Nasz zespół od pierwszych minut mozolnie budował przewagę. Oba zespoły popełniły podobną liczbę strat, ale to Polacy częściej potrafili zamieniać je na punkty. Ważna okazała się również skuteczność z linii rzutów wolnych. Z 20 prób podopieczni Andrzeja Adamka nie wykorzystali tylko dwóch. Rewelacyjną skutecznością popisał się zwłaszcza Mateusz Kaszowski, który trafił 11 z 11 rzutów.

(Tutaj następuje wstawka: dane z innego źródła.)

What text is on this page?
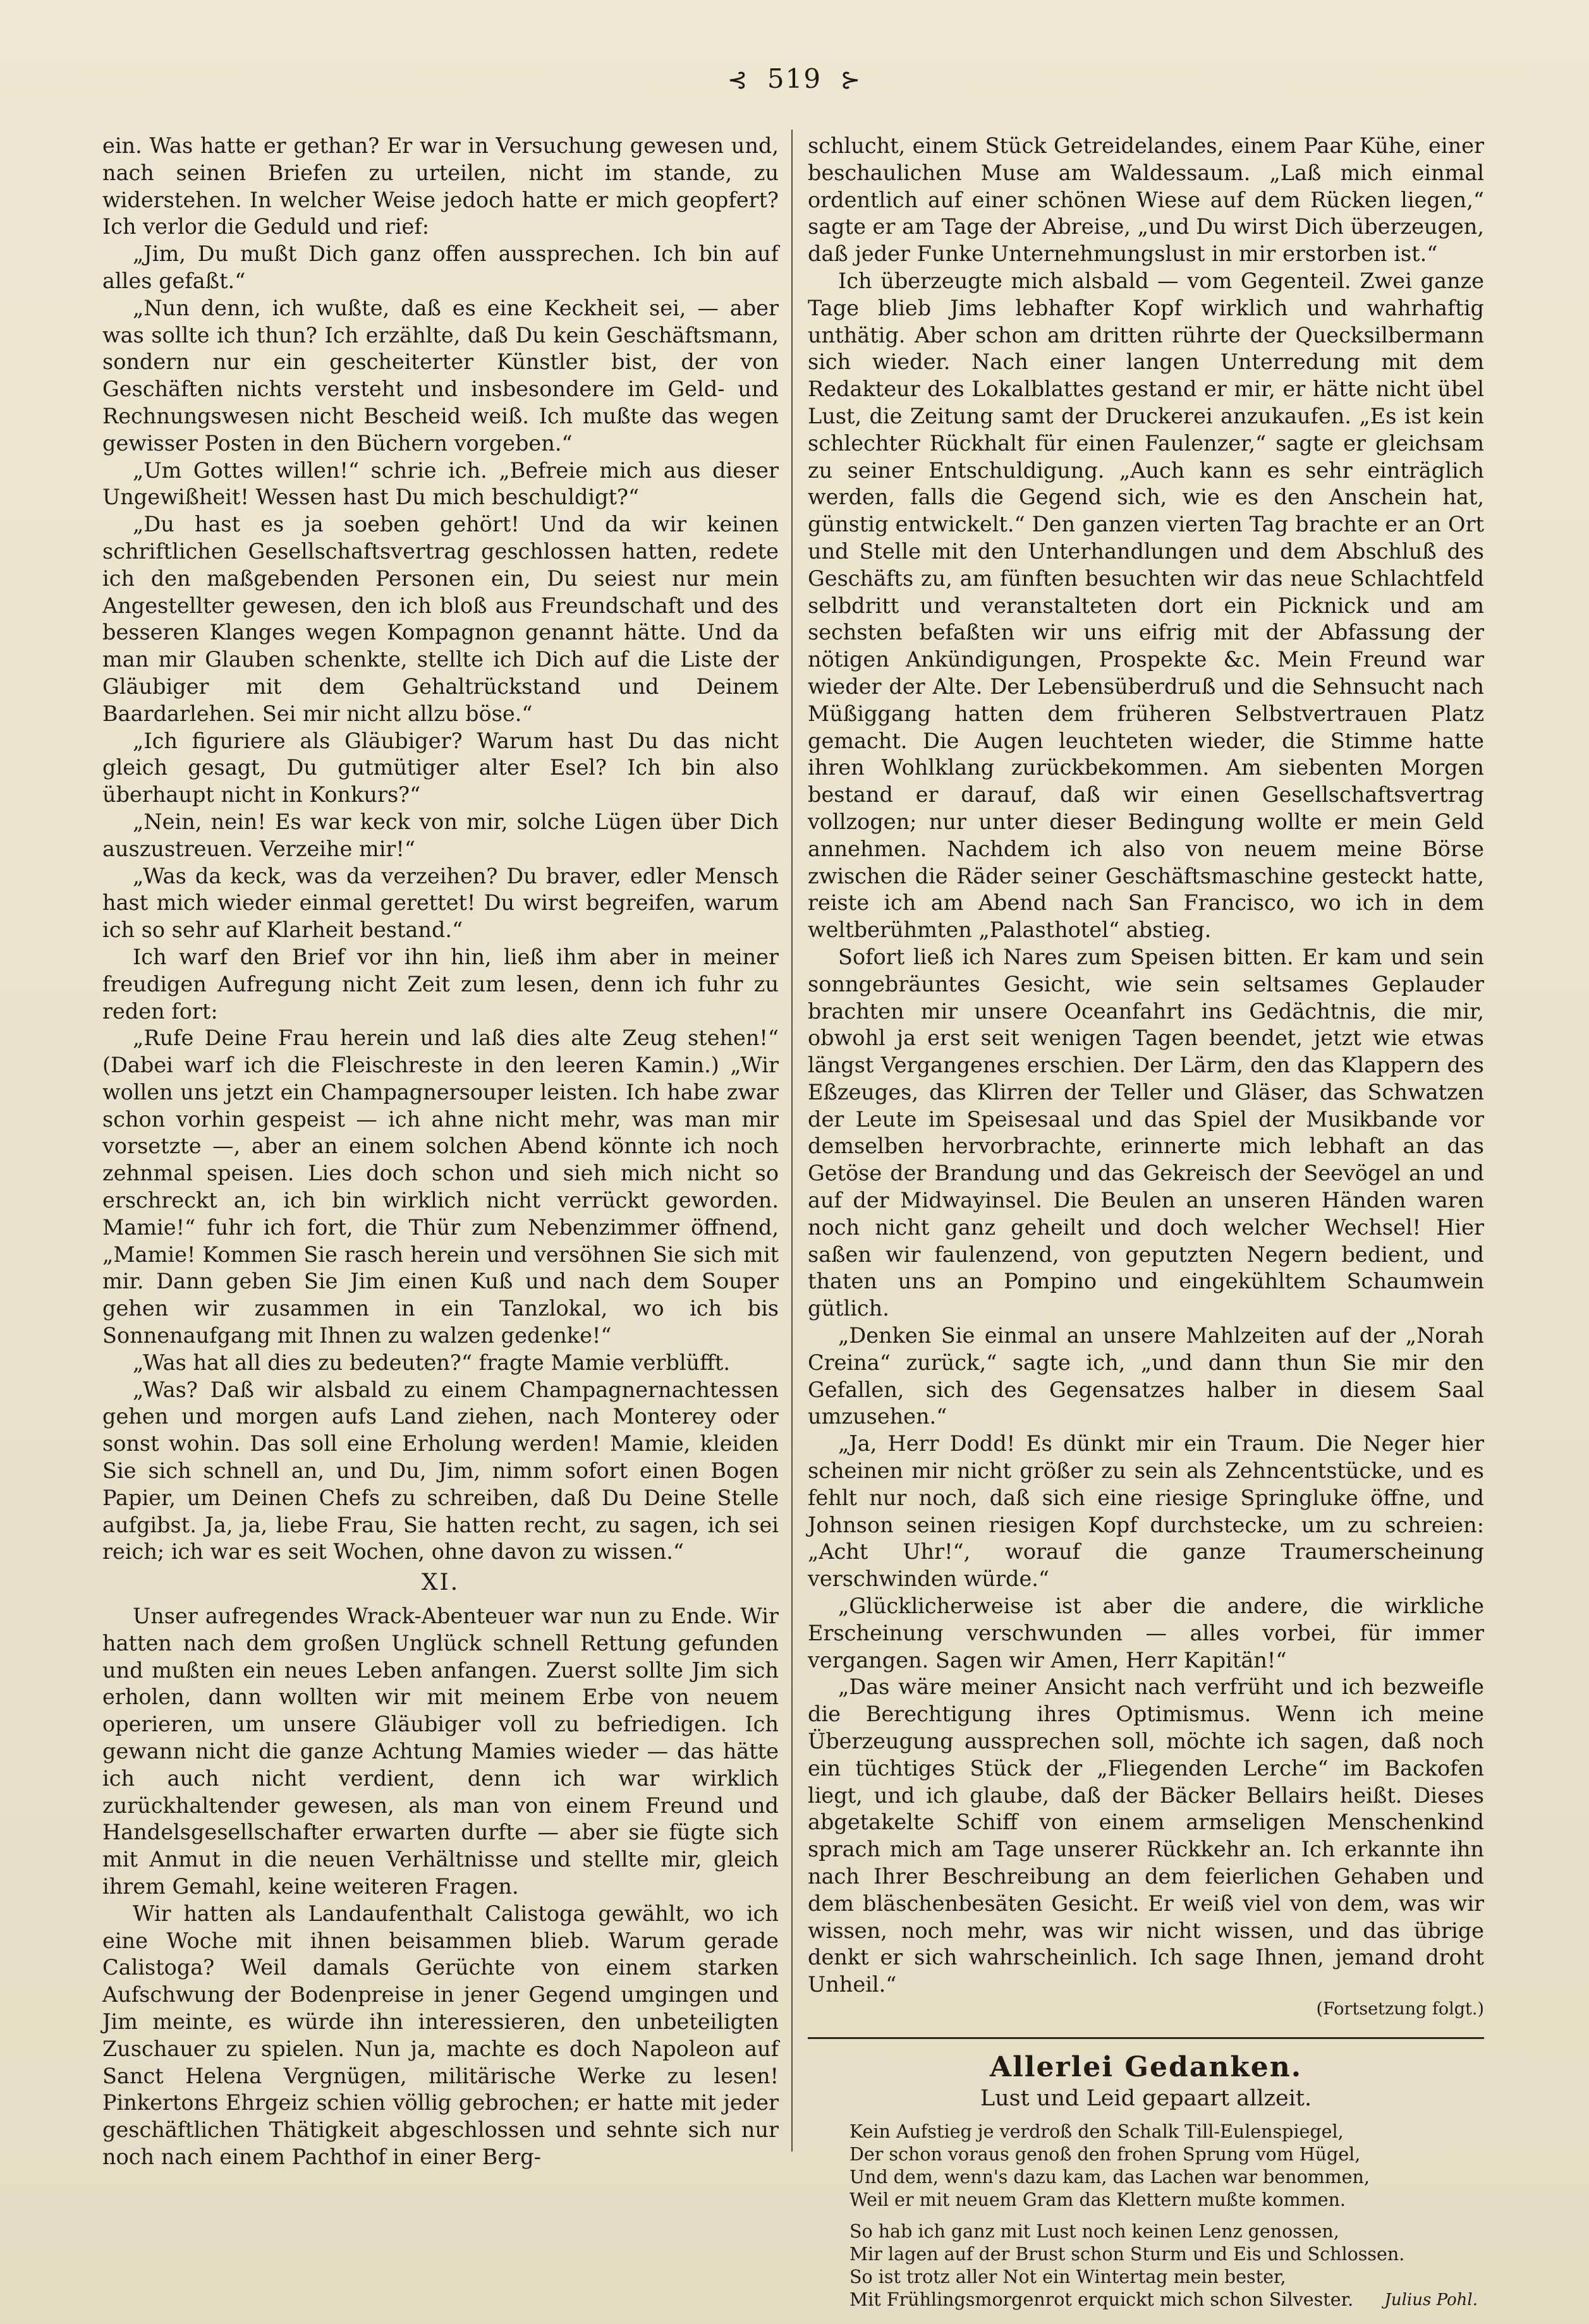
⊰ 519 ⊱

ein. Was hatte er gethan? Er war in Versuchung gewesen und, nach seinen Briefen zu urteilen, nicht im stande, zu widerstehen. In welcher Weise jedoch hatte er mich geopfert? Ich verlor die Geduld und rief:

„Jim, Du mußt Dich ganz offen aussprechen. Ich bin auf alles gefaßt.“

„Nun denn, ich wußte, daß es eine Keckheit sei, — aber was sollte ich thun? Ich erzählte, daß Du kein Geschäftsmann, sondern nur ein gescheiterter Künstler bist, der von Geschäften nichts versteht und insbesondere im Geld- und Rechnungswesen nicht Bescheid weiß. Ich mußte das wegen gewisser Posten in den Büchern vorgeben.“

„Um Gottes willen!“ schrie ich. „Befreie mich aus dieser Ungewißheit! Wessen hast Du mich beschuldigt?“

„Du hast es ja soeben gehört! Und da wir keinen schriftlichen Gesellschaftsvertrag geschlossen hatten, redete ich den maßgebenden Personen ein, Du seiest nur mein Angestellter gewesen, den ich bloß aus Freundschaft und des besseren Klanges wegen Kompagnon genannt hätte. Und da man mir Glauben schenkte, stellte ich Dich auf die Liste der Gläubiger mit dem Gehaltrückstand und Deinem Baardarlehen. Sei mir nicht allzu böse.“

„Ich figuriere als Gläubiger? Warum hast Du das nicht gleich gesagt, Du gutmütiger alter Esel? Ich bin also überhaupt nicht in Konkurs?“

„Nein, nein! Es war keck von mir, solche Lügen über Dich auszustreuen. Verzeihe mir!“

„Was da keck, was da verzeihen? Du braver, edler Mensch hast mich wieder einmal gerettet! Du wirst begreifen, warum ich so sehr auf Klarheit bestand.“

Ich warf den Brief vor ihn hin, ließ ihm aber in meiner freudigen Aufregung nicht Zeit zum lesen, denn ich fuhr zu reden fort:

„Rufe Deine Frau herein und laß dies alte Zeug stehen!“ (Dabei warf ich die Fleischreste in den leeren Kamin.) „Wir wollen uns jetzt ein Champagnersouper leisten. Ich habe zwar schon vorhin gespeist — ich ahne nicht mehr, was man mir vorsetzte —, aber an einem solchen Abend könnte ich noch zehnmal speisen. Lies doch schon und sieh mich nicht so erschreckt an, ich bin wirklich nicht verrückt geworden. Mamie!“ fuhr ich fort, die Thür zum Nebenzimmer öffnend, „Mamie! Kommen Sie rasch herein und versöhnen Sie sich mit mir. Dann geben Sie Jim einen Kuß und nach dem Souper gehen wir zusammen in ein Tanzlokal, wo ich bis Sonnenaufgang mit Ihnen zu walzen gedenke!“

„Was hat all dies zu bedeuten?“ fragte Mamie verblüfft.

„Was? Daß wir alsbald zu einem Champagnernachtessen gehen und morgen aufs Land ziehen, nach Monterey oder sonst wohin. Das soll eine Erholung werden! Mamie, kleiden Sie sich schnell an, und Du, Jim, nimm sofort einen Bogen Papier, um Deinen Chefs zu schreiben, daß Du Deine Stelle aufgibst. Ja, ja, liebe Frau, Sie hatten recht, zu sagen, ich sei reich; ich war es seit Wochen, ohne davon zu wissen.“

XI.

Unser aufregendes Wrack-Abenteuer war nun zu Ende. Wir hatten nach dem großen Unglück schnell Rettung gefunden und mußten ein neues Leben anfangen. Zuerst sollte Jim sich erholen, dann wollten wir mit meinem Erbe von neuem operieren, um unsere Gläubiger voll zu befriedigen. Ich gewann nicht die ganze Achtung Mamies wieder — das hätte ich auch nicht verdient, denn ich war wirklich zurückhaltender gewesen, als man von einem Freund und Handelsgesellschafter erwarten durfte — aber sie fügte sich mit Anmut in die neuen Verhältnisse und stellte mir, gleich ihrem Gemahl, keine weiteren Fragen.

Wir hatten als Landaufenthalt Calistoga gewählt, wo ich eine Woche mit ihnen beisammen blieb. Warum gerade Calistoga? Weil damals Gerüchte von einem starken Aufschwung der Bodenpreise in jener Gegend umgingen und Jim meinte, es würde ihn interessieren, den unbeteiligten Zuschauer zu spielen. Nun ja, machte es doch Napoleon auf Sanct Helena Vergnügen, militärische Werke zu lesen! Pinkertons Ehrgeiz schien völlig gebrochen; er hatte mit jeder geschäftlichen Thätigkeit abgeschlossen und sehnte sich nur noch nach einem Pachthof in einer Berg-

schlucht, einem Stück Getreidelandes, einem Paar Kühe, einer beschaulichen Muse am Waldessaum. „Laß mich einmal ordentlich auf einer schönen Wiese auf dem Rücken liegen,“ sagte er am Tage der Abreise, „und Du wirst Dich überzeugen, daß jeder Funke Unternehmungslust in mir erstorben ist.“

Ich überzeugte mich alsbald — vom Gegenteil. Zwei ganze Tage blieb Jims lebhafter Kopf wirklich und wahrhaftig unthätig. Aber schon am dritten rührte der Quecksilbermann sich wieder. Nach einer langen Unterredung mit dem Redakteur des Lokalblattes gestand er mir, er hätte nicht übel Lust, die Zeitung samt der Druckerei anzukaufen. „Es ist kein schlechter Rückhalt für einen Faulenzer,“ sagte er gleichsam zu seiner Entschuldigung. „Auch kann es sehr einträglich werden, falls die Gegend sich, wie es den Anschein hat, günstig entwickelt.“ Den ganzen vierten Tag brachte er an Ort und Stelle mit den Unterhandlungen und dem Abschluß des Geschäfts zu, am fünften besuchten wir das neue Schlachtfeld selbdritt und veranstalteten dort ein Picknick und am sechsten befaßten wir uns eifrig mit der Abfassung der nötigen Ankündigungen, Prospekte &c. Mein Freund war wieder der Alte. Der Lebensüberdruß und die Sehnsucht nach Müßiggang hatten dem früheren Selbstvertrauen Platz gemacht. Die Augen leuchteten wieder, die Stimme hatte ihren Wohlklang zurückbekommen. Am siebenten Morgen bestand er darauf, daß wir einen Gesellschaftsvertrag vollzogen; nur unter dieser Bedingung wollte er mein Geld annehmen. Nachdem ich also von neuem meine Börse zwischen die Räder seiner Geschäftsmaschine gesteckt hatte, reiste ich am Abend nach San Francisco, wo ich in dem weltberühmten „Palasthotel“ abstieg.

Sofort ließ ich Nares zum Speisen bitten. Er kam und sein sonngebräuntes Gesicht, wie sein seltsames Geplauder brachten mir unsere Oceanfahrt ins Gedächtnis, die mir, obwohl ja erst seit wenigen Tagen beendet, jetzt wie etwas längst Vergangenes erschien. Der Lärm, den das Klappern des Eßzeuges, das Klirren der Teller und Gläser, das Schwatzen der Leute im Speisesaal und das Spiel der Musikbande vor demselben hervorbrachte, erinnerte mich lebhaft an das Getöse der Brandung und das Gekreisch der Seevögel an und auf der Midwayinsel. Die Beulen an unseren Händen waren noch nicht ganz geheilt und doch welcher Wechsel! Hier saßen wir faulenzend, von geputzten Negern bedient, und thaten uns an Pompino und eingekühltem Schaumwein gütlich.

„Denken Sie einmal an unsere Mahlzeiten auf der „Norah Creina“ zurück,“ sagte ich, „und dann thun Sie mir den Gefallen, sich des Gegensatzes halber in diesem Saal umzusehen.“

„Ja, Herr Dodd! Es dünkt mir ein Traum. Die Neger hier scheinen mir nicht größer zu sein als Zehncentstücke, und es fehlt nur noch, daß sich eine riesige Springluke öffne, und Johnson seinen riesigen Kopf durchstecke, um zu schreien: „Acht Uhr!“, worauf die ganze Traumerscheinung verschwinden würde.“

„Glücklicherweise ist aber die andere, die wirkliche Erscheinung verschwunden — alles vorbei, für immer vergangen. Sagen wir Amen, Herr Kapitän!“

„Das wäre meiner Ansicht nach verfrüht und ich bezweifle die Berechtigung ihres Optimismus. Wenn ich meine Überzeugung aussprechen soll, möchte ich sagen, daß noch ein tüchtiges Stück der „Fliegenden Lerche“ im Backofen liegt, und ich glaube, daß der Bäcker Bellairs heißt. Dieses abgetakelte Schiff von einem armseligen Menschenkind sprach mich am Tage unserer Rückkehr an. Ich erkannte ihn nach Ihrer Beschreibung an dem feierlichen Gehaben und dem bläschenbesäten Gesicht. Er weiß viel von dem, was wir wissen, noch mehr, was wir nicht wissen, und das übrige denkt er sich wahrscheinlich. Ich sage Ihnen, jemand droht Unheil.“

(Fortsetzung folgt.)
Allerlei Gedanken.
Lust und Leid gepaart allzeit.
Kein Aufstieg je verdroß den Schalk Till-Eulenspiegel,
Der schon voraus genoß den frohen Sprung vom Hügel,
Und dem, wenn's dazu kam, das Lachen war benommen,
Weil er mit neuem Gram das Klettern mußte kommen.
So hab ich ganz mit Lust noch keinen Lenz genossen,
Mir lagen auf der Brust schon Sturm und Eis und Schlossen.
So ist trotz aller Not ein Wintertag mein bester,
Mit Frühlingsmorgenrot erquickt mich schon Silvester.	Julius Pohl.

Po pierwszej kwarcie Polacy prowadzili 25:13 a w połowie drugiej części meczu różnicą 19 punktów. Po zmianie stron rywale próbowali odrabiać strat, pod koniec meczu zbliżając się na odległość jednego trafienia z dystansu. Wówczas to swoją skuteczność z linii rzutów wolnych zaprezentował Mateusz Kaszowski.
W sobotę o 17:30 polskiego czasu Polacy zmierzą się z Rumunią, która w meczu otwarcia wysoko uległa Estonii.
Bułgaria – Polska 75:84 (13:25, 19:23, 26:24, 17:12)
Punkty dla Polski: M. Kaszowski 22 (3), K. Kłaczek 17 (2), K. Gordon 12 (2), B. Didier-Urbaniak 8 (2), Sz. Zapała 8, S. Rompa 6, K. Marchewka 5, B. Kulikowski 3, A. Sobkowiak 3 (1), W. Tomaszewski 0, I. Kozłowski 0.